Please refer to this statement

http://www.youtube.com/user/barackobamadotcom?ob=4

He is in touch with washington. Probably with greater immediacy than some senators who are there. He speaks of nothing but working across parties. He has been working with the house since sept. 21 as shown in this article.

http://blogs.abcnews.com/politicalradar/2008/09/obama-picks-up.html

He has, what I think, is an excellent plan, also shown in the above article.

He also makes a good point that they would bring presidential politics to DC which could very well interfere with and distract from things.

fireside's avatar

Remember, “We’ve got to go into Iraq NOW, they have Mobile Labs for chemical warfare and missiles…Oops, I guess we didn’t need to rush”?

roadventer's avatar

There’s an assertion in military strategy that generals tend to fight the last war. Having learned the mistakes of the prior war, their strategy for the next war reflects those lessons learned.

Unfortunately, this tendency to fight the last war reflects a weakness in human behavior, in that we address a situation today as if it were the same as a situation yesterday. There are likenesses, and there are differences. But time doesn’t do replays, and we should always do our best to identify the likenesses AND the differences in order to make our responses are appropriate to the current situation.

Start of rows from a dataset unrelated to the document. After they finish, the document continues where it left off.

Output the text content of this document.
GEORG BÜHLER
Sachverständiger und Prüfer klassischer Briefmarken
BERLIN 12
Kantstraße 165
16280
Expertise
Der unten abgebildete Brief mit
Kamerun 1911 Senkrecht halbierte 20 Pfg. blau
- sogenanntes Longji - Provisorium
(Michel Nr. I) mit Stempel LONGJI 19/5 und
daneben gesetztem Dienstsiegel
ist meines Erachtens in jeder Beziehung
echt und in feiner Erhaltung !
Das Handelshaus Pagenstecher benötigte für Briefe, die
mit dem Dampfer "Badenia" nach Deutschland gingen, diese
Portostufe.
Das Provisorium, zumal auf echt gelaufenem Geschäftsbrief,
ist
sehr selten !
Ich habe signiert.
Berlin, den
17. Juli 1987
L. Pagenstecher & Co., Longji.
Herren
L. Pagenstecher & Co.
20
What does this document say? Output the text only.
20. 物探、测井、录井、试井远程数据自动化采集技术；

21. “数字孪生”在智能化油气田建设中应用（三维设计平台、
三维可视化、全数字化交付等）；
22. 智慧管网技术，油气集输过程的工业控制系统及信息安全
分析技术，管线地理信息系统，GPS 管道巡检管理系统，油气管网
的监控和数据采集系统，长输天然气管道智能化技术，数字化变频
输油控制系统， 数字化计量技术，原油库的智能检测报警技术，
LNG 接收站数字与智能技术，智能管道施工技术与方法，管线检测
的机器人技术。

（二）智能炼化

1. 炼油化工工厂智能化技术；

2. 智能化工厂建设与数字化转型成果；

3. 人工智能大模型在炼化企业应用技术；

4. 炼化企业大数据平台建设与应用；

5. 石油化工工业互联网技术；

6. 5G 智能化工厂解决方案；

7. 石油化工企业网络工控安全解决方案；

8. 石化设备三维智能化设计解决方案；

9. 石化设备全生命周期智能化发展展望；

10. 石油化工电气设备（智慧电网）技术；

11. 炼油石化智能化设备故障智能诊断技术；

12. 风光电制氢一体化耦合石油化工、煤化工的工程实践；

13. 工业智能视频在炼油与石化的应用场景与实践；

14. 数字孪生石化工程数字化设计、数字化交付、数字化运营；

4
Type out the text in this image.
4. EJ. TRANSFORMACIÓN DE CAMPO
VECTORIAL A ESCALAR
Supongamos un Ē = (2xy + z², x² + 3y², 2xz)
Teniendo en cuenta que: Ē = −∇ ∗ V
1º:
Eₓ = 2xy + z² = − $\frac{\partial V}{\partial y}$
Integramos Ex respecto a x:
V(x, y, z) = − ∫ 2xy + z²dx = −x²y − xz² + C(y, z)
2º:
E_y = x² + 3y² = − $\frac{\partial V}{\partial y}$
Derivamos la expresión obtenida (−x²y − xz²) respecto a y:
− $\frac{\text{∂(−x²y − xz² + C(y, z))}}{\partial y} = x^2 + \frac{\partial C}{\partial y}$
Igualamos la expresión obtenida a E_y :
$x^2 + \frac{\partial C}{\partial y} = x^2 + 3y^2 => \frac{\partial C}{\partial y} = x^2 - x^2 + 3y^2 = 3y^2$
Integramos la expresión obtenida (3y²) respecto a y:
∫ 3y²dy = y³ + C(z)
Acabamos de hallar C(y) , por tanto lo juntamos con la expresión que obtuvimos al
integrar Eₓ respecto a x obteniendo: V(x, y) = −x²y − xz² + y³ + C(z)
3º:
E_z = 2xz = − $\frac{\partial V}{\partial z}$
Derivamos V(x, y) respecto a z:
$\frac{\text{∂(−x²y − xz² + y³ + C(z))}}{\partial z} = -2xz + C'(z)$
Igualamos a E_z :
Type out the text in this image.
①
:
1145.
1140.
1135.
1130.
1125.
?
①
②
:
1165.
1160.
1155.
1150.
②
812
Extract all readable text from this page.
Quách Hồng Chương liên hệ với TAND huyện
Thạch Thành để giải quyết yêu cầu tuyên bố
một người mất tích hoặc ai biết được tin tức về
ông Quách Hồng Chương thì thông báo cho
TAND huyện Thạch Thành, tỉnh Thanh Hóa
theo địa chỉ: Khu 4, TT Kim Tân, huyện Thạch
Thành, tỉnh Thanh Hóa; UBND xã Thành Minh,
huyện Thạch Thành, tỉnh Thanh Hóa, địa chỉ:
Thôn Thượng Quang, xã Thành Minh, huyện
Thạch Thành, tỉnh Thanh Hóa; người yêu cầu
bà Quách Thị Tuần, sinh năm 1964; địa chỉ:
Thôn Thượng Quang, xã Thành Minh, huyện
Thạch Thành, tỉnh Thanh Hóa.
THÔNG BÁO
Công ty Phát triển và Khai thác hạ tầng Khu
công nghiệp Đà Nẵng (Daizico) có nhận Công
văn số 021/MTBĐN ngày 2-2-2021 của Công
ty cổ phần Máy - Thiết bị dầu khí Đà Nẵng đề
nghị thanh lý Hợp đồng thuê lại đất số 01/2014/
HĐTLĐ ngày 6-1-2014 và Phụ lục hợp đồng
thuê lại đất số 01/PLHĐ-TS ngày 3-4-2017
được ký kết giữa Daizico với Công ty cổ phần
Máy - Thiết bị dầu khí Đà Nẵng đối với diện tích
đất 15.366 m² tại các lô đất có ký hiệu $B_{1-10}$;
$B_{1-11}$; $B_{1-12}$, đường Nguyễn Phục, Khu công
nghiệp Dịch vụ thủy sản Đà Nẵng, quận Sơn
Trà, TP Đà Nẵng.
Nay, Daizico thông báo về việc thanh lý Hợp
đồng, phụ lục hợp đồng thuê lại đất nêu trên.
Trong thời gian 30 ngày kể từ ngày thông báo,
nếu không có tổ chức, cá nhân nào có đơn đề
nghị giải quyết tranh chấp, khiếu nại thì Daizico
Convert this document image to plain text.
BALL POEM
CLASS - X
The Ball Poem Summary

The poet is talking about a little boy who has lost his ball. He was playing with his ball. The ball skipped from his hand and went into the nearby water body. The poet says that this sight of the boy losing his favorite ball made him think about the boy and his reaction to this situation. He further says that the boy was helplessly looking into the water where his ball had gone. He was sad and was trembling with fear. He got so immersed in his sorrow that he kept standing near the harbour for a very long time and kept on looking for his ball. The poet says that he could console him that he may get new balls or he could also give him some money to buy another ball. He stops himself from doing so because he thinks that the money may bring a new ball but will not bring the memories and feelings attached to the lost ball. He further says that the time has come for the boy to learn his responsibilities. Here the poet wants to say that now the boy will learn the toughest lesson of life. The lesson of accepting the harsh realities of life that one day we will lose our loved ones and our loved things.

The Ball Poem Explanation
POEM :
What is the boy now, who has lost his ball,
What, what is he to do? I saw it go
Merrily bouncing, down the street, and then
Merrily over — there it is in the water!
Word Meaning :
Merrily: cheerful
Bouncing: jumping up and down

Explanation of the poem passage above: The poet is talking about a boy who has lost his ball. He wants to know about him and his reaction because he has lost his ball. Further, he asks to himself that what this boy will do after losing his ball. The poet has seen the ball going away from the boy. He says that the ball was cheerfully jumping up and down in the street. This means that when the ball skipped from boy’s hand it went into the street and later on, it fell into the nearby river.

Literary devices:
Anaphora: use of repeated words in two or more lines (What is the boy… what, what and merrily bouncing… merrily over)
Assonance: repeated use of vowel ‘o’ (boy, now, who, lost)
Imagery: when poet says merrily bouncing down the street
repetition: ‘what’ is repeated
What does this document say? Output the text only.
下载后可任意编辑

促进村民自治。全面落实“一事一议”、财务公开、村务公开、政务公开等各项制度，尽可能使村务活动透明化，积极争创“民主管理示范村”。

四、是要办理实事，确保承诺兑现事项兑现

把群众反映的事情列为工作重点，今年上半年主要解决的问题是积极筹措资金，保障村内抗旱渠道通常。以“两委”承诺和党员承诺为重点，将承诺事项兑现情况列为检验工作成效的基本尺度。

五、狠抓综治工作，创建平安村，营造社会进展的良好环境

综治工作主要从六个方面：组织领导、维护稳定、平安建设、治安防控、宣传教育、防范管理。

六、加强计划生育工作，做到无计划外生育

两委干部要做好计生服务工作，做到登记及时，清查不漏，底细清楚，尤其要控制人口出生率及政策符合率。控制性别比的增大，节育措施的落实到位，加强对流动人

This is to say that there are situations in life that require fast action if they are to be effectively addressed. And there are situations in life where we act fast and ineffectively. One must not infer from this latter case that acting fast is bad. It simply carries elevated risk.

Be careful not to fight your last war. We’ve never been here before.

fireside's avatar

Uh, ok.
All I’m saying is that there is enough time for them to discuss the plan that Congress is expected to enact because it will be a long term plan.

It looks like the President and both candidates agree on that

Hopefully a bipartisan discussion will allow them to create a strong plan that will put some safeguards in place for the future.

@Bri-L – check out how similiar the wording on the joint statement is to the last links you posted

cwilbur's avatar

The thing is, as horrific as the economic situation is, McCain has missed the vast majority of the Senate votes in the past six months; and his presence or absence on Friday is not going to make or break the entire proposal—most of which is already ready to go.

This is nothing more than an attempt to avoid actually debating Obama in the public view, and the economic situation is just a handy excuse to make him not look like a coward.

Snoopy's avatar

@cwilbur I don’t disagree w/ what you are saying but I would also add that Obama, H Clinton, etc. didn’t bother to do much of their jobs (e.g. vote, etc.) while on the campaign trail.

Politicians of all parties spend a signficant amount of their time in office campaigning and courting donors…....for their next political race.

Bri_L's avatar

@ fireside – yes. So while McCain was scattering and trying to step up and make bold statements. Obama stayed calm, spoke with the appropriate people and came up with a solution that reaches across party lines.